Or, if that path should remain supported, collect per-simulation dgp_truth["population_att"] in simulate_power() and compute coverage, true_effect, bias, and RMSE against that value instead of the scalar input effect.
Apply the same truth semantics to simulate_mde() and simulate_sample_size() since both search by repeatedly calling simulate_power().
Add a regression test for the reachable heterogeneous path above so the remaining blocker cannot recur silently.

…_config P0: reject data_generator_kwargs with te_covariate_interaction != 0.0 or covariate_effects when survey_config is active.
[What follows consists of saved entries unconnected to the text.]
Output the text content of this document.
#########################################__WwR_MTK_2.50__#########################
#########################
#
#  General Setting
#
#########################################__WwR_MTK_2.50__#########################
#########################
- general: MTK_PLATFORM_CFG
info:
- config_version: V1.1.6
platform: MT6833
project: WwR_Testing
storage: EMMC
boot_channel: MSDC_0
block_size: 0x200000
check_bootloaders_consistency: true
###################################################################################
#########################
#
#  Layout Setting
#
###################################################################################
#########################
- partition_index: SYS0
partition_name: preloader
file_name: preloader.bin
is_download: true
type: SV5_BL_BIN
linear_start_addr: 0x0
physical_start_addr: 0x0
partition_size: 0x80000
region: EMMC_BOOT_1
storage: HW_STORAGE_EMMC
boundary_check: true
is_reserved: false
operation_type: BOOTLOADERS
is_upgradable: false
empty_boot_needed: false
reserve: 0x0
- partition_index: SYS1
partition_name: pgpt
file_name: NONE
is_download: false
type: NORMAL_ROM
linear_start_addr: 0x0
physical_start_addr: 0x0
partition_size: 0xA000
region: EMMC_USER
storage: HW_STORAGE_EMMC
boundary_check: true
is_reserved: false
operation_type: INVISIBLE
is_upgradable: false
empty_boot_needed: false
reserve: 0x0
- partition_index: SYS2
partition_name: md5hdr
These DGP params make the realized population ATT diverge from the scalar treatment_effect input, which would misstate bias/coverage/RMSE metrics in simulation power. Add regression tests for both rejection paths. Co-Authored-By: Claude Opus 4.6 (1M context) <noreply@anthropic.com>

igerber · 2026-04-12T17:37:39Z

/ai-review

github-actions · 2026-04-12T17:54:06Z

🔁 AI review rerun (requested by @igerber)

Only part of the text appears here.